The world No. 1 claimed victory at Devonshire Park following a traumatic 12 months in which she got divorced and was reconciled with her family.

Eastbourne could be axed from the calendar if the LTA revamp the tournament structure after 2008 and Henin would be distraught to see it go.

Henin, 25, said: "I don't know what is going to happen with Eastbourne.

"It is difficult to make everyone happy and to make best decisions for everyone.

"It would be sad because it is a great preparation for Wimbledon and it has very nice people who do a great job and really love tennis.

"I hope I will be able to do the tournament next year and in the next few years.

"I'm happy to win another title and it was against one of the best opponents on grass."

Fittingly, what could be the penultimate final was a spectacle that sat with the best that Martina Navratilova and Chris Evert served up in the past.

A 5,000-strong crowd witnessed an absorbing two hour and 26 minutes of action full of twists and turns on a blustery centre court.

Last year's Wimbledon finalists - the first to meet each other the following year at Eastbourne since Navratilova and Evert in 1979 - largely played controlled tennis.

Mauresmo, accused of being a choker' on big occasions prior to her All England Club triumph last July, looked to be reverting to type in the opening set.

She threw away a break advantage to allow Henin to sweep through to lead.

Mauresmo was broken to love in the 11th game as Belgian Henin produced an array of winners and it looked as though the momentum was with her as she grabbed an early break in the second set.

But Mauresmo refused to crumble and broke back despite Henin saving three set points.

Mauresmo served for the match at 5-4 in the deciding set but Henin held her nerve and broke back to force a third-set tie-break for the second year in a row.

And, just like it was with Russian Anastasia Myskina last year, the outcome was the same.

A flying start saw the Belgium race to a 4-0 lead and she never surrendered the advantage as she claimed the trophy and $44,000 cheque.

Wimbledon starts today but Henin refused to predict completing a hat-trick of titles after already winning the French open and Eastbourne.

She said: "A lot of things can happen.

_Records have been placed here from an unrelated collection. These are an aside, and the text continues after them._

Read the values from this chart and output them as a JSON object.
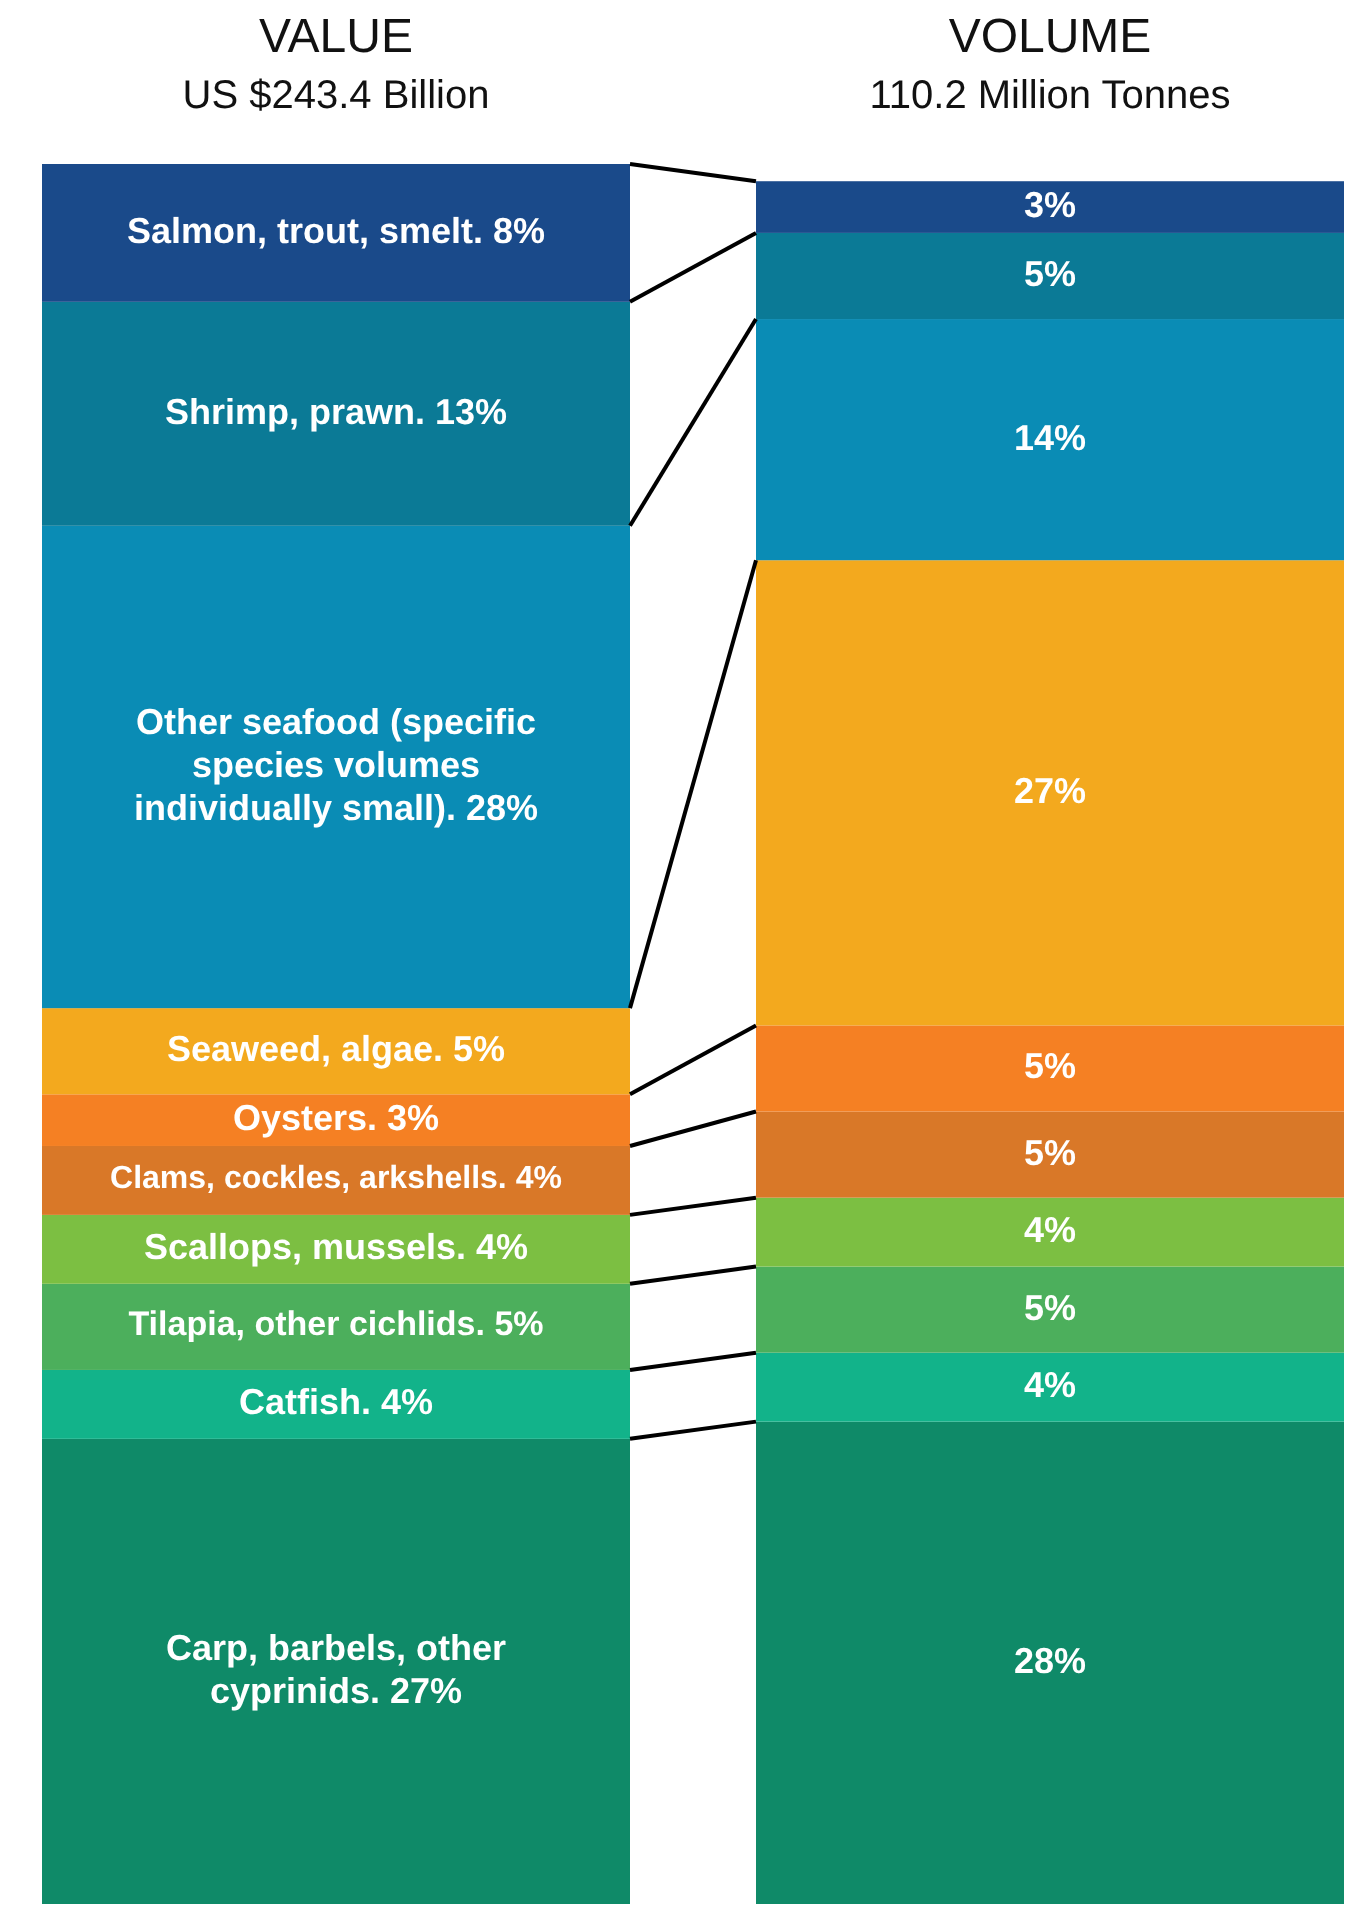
{
  "chart_data": {
    "type": "bar",
    "stacked": true,
    "categories": [
      "VALUE\nUS $243.4 Billion",
      "VOLUME\n110.2 Million Tonnes"
    ],
    "series": [
      {
        "name": "Carp, barbels, other cyprinids.",
        "color": "#0f8a68",
        "values": [
          27,
          28
        ],
        "value_labels": [
          "27%",
          "28%"
        ]
      },
      {
        "name": "Catfish.",
        "color": "#12b38a",
        "values": [
          4,
          4
        ],
        "value_labels": [
          "4%",
          "4%"
        ]
      },
      {
        "name": "Tilapia, other cichlids.",
        "color": "#4caf5c",
        "values": [
          5,
          5
        ],
        "value_labels": [
          "5%",
          "5%"
        ]
      },
      {
        "name": "Scallops, mussels.",
        "color": "#7cbf42",
        "values": [
          4,
          4
        ],
        "value_labels": [
          "4%",
          "4%"
        ]
      },
      {
        "name": "Clams, cockles, arkshells.",
        "color": "#d97828",
        "values": [
          4,
          5
        ],
        "value_labels": [
          "4%",
          "5%"
        ]
      },
      {
        "name": "Oysters.",
        "color": "#f58023",
        "values": [
          3,
          5
        ],
        "value_labels": [
          "3%",
          "5%"
        ]
      },
      {
        "name": "Seaweed, algae.",
        "color": "#f3a91e",
        "values": [
          5,
          27
        ],
        "value_labels": [
          "5%",
          "27%"
        ]
      },
      {
        "name": "Other seafood (specific species volumes individually small).",
        "color": "#0a8cb5",
        "values": [
          28,
          14
        ],
        "value_labels": [
          "28%",
          "14%"
        ]
      },
      {
        "name": "Shrimp, prawn.",
        "color": "#0b7a96",
        "values": [
          13,
          5
        ],
        "value_labels": [
          "13%",
          "5%"
        ]
      },
      {
        "name": "Salmon, trout, smelt.",
        "color": "#1a4a8a",
        "values": [
          8,
          3
        ],
        "value_labels": [
          "8%",
          "3%"
        ]
      }
    ]
  }
}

My first goal is my first round match against Jorgelina Cravero.

"If you look too far you make a big mistake. You have to stay focused."

Psychologically, Henin admits with her personal issues behind her, she is again enjoying her tennis.

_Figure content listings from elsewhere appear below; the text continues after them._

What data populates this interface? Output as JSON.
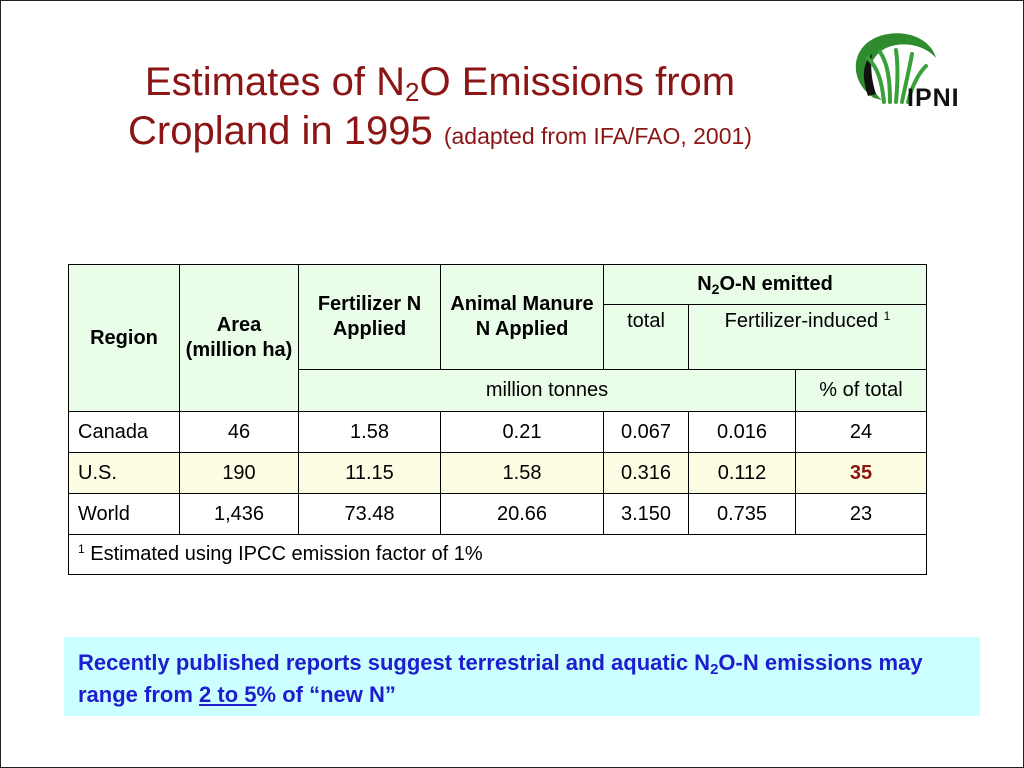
{
  "title": {
    "line1_pre": "Estimates of N",
    "line1_sub": "2",
    "line1_post": "O Emissions from",
    "line2": "Cropland in 1995",
    "note": "(adapted from IFA/FAO, 2001)"
  },
  "logo": {
    "text": "IPNI"
  },
  "table": {
    "headers": {
      "region": "Region",
      "area": "Area (million ha)",
      "fertilizer": "Fertilizer N Applied",
      "manure": "Animal Manure N Applied",
      "emitted_pre": "N",
      "emitted_sub": "2",
      "emitted_post": "O-N emitted",
      "total": "total",
      "fert_induced": "Fertilizer-induced",
      "fert_induced_sup": "1",
      "units_million": "million tonnes",
      "units_percent": "% of total"
    },
    "rows": [
      {
        "region": "Canada",
        "area": "46",
        "fertilizer": "1.58",
        "manure": "0.21",
        "total": "0.067",
        "fert_induced": "0.016",
        "percent": "24"
      },
      {
        "region": "U.S.",
        "area": "190",
        "fertilizer": "11.15",
        "manure": "1.58",
        "total": "0.316",
        "fert_induced": "0.112",
        "percent": "35"
      },
      {
        "region": "World",
        "area": "1,436",
        "fertilizer": "73.48",
        "manure": "20.66",
        "total": "3.150",
        "fert_induced": "0.735",
        "percent": "23"
      }
    ],
    "footnote_sup": "1",
    "footnote": "Estimated using IPCC emission factor of 1%"
  },
  "callout": {
    "pre": "Recently published reports suggest terrestrial and aquatic N",
    "sub": "2",
    "post": "O-N emissions may range from",
    "underlined": "2 to 5",
    "end": "% of “new N”"
  },
  "colors": {
    "title": "#8b1414",
    "callout_text": "#1e1ecf",
    "callout_bg": "#ccffff",
    "header_bg": "#e9fde9",
    "highlight_row_bg": "#fdfde4"
  }
}
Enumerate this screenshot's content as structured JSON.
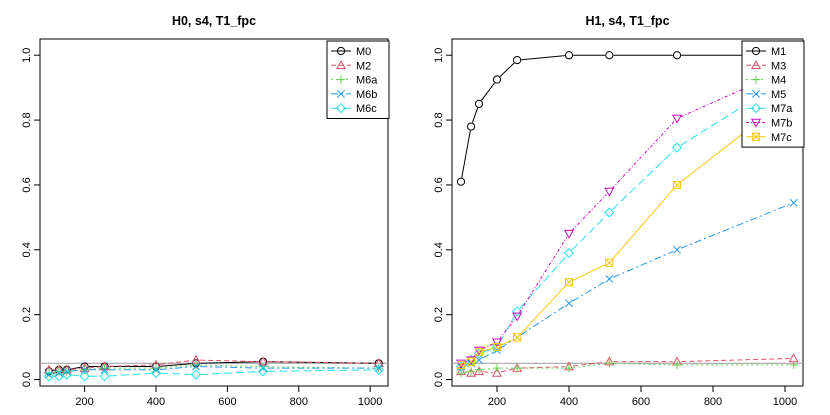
{
  "chart_data": [
    {
      "type": "line",
      "title": "H0, s4, T1_fpc",
      "xlabel": "",
      "ylabel": "",
      "xlim": [
        75,
        1050
      ],
      "ylim": [
        -0.02,
        1.05
      ],
      "x_ticks": [
        200,
        400,
        600,
        800,
        1000
      ],
      "y_ticks": [
        0.0,
        0.2,
        0.4,
        0.6,
        0.8,
        1.0
      ],
      "x_tick_labels": [
        "200",
        "400",
        "600",
        "800",
        "1000"
      ],
      "y_tick_labels": [
        "0.0",
        "0.2",
        "0.4",
        "0.6",
        "0.8",
        "1.0"
      ],
      "reference_line": 0.05,
      "legend_position": "top-right",
      "x": [
        100,
        128,
        150,
        200,
        256,
        400,
        512,
        700,
        1024
      ],
      "series": [
        {
          "name": "M0",
          "color": "#000000",
          "marker": "circle",
          "dash": "",
          "values": [
            0.025,
            0.03,
            0.03,
            0.04,
            0.04,
            0.04,
            0.05,
            0.055,
            0.05
          ]
        },
        {
          "name": "M2",
          "color": "#DF536B",
          "marker": "triangle-up",
          "dash": "5,3",
          "values": [
            0.03,
            0.03,
            0.03,
            0.035,
            0.04,
            0.045,
            0.06,
            0.055,
            0.05
          ]
        },
        {
          "name": "M6a",
          "color": "#61D04F",
          "marker": "plus",
          "dash": "2,3",
          "values": [
            0.02,
            0.025,
            0.025,
            0.03,
            0.035,
            0.035,
            0.045,
            0.04,
            0.035
          ]
        },
        {
          "name": "M6b",
          "color": "#2297E6",
          "marker": "cross",
          "dash": "7,3,2,3",
          "values": [
            0.015,
            0.02,
            0.025,
            0.03,
            0.03,
            0.03,
            0.04,
            0.035,
            0.035
          ]
        },
        {
          "name": "M6c",
          "color": "#28E2E5",
          "marker": "diamond",
          "dash": "8,4",
          "values": [
            0.01,
            0.01,
            0.015,
            0.01,
            0.01,
            0.02,
            0.015,
            0.025,
            0.03
          ]
        }
      ]
    },
    {
      "type": "line",
      "title": "H1, s4, T1_fpc",
      "xlabel": "",
      "ylabel": "",
      "xlim": [
        75,
        1050
      ],
      "ylim": [
        -0.02,
        1.05
      ],
      "x_ticks": [
        200,
        400,
        600,
        800,
        1000
      ],
      "y_ticks": [
        0.0,
        0.2,
        0.4,
        0.6,
        0.8,
        1.0
      ],
      "x_tick_labels": [
        "200",
        "400",
        "600",
        "800",
        "1000"
      ],
      "y_tick_labels": [
        "0.0",
        "0.2",
        "0.4",
        "0.6",
        "0.8",
        "1.0"
      ],
      "reference_line": 0.05,
      "legend_position": "top-right",
      "x": [
        100,
        128,
        150,
        200,
        256,
        400,
        512,
        700,
        1024
      ],
      "series": [
        {
          "name": "M1",
          "color": "#000000",
          "marker": "circle",
          "dash": "",
          "values": [
            0.61,
            0.78,
            0.85,
            0.925,
            0.985,
            1.0,
            1.0,
            1.0,
            1.0
          ]
        },
        {
          "name": "M3",
          "color": "#DF536B",
          "marker": "triangle-up",
          "dash": "5,3",
          "values": [
            0.025,
            0.02,
            0.025,
            0.02,
            0.035,
            0.04,
            0.055,
            0.055,
            0.065
          ]
        },
        {
          "name": "M4",
          "color": "#61D04F",
          "marker": "plus",
          "dash": "2,3",
          "values": [
            0.02,
            0.025,
            0.03,
            0.035,
            0.035,
            0.035,
            0.05,
            0.045,
            0.045
          ]
        },
        {
          "name": "M5",
          "color": "#2297E6",
          "marker": "cross",
          "dash": "7,3,2,3",
          "values": [
            0.04,
            0.05,
            0.06,
            0.09,
            0.13,
            0.235,
            0.31,
            0.4,
            0.545
          ]
        },
        {
          "name": "M7a",
          "color": "#28E2E5",
          "marker": "diamond",
          "dash": "8,4",
          "values": [
            0.04,
            0.06,
            0.08,
            0.1,
            0.21,
            0.39,
            0.515,
            0.715,
            0.94
          ]
        },
        {
          "name": "M7b",
          "color": "#CD0BBC",
          "marker": "triangle-down",
          "dash": "3,2,1,2",
          "values": [
            0.05,
            0.06,
            0.09,
            0.115,
            0.195,
            0.45,
            0.58,
            0.805,
            0.965
          ]
        },
        {
          "name": "M7c",
          "color": "#F5C710",
          "marker": "square-x",
          "dash": "",
          "values": [
            0.045,
            0.055,
            0.085,
            0.1,
            0.13,
            0.3,
            0.36,
            0.6,
            0.88
          ]
        }
      ]
    }
  ]
}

She said: "For the first time in my life I feel very, very happy. It's been difficult to control my emotions.

"Tennis was second in my life but you always take something positive from tough times.

"I've had a lot of good things in my life since and when you are happy off the court you enjoy your game much more.

"Having my family being back in my life is good."

Mauresmo, 27, came to Eastbourne looking for court time following appendicitis and thigh problems and ended the jinx of two successive first-round exits.

She said: "I've found my rhythm against on court and I'm definitely up for Wimbledon. It was a good match."

Mauresmo, who begins her Wimbledon defence against American Jamea Jackson, also shares Henin's passion for Eastbourne.

She said: "The organisers do a great job and the crowd seemed to be behind me."

It would be a shame if Eastbourne's latest finalists cannot continue to hone a genuine grasscourt rivalry at the Sussex event loved by players and fans for its relaxed atmosphere and top-class tennis.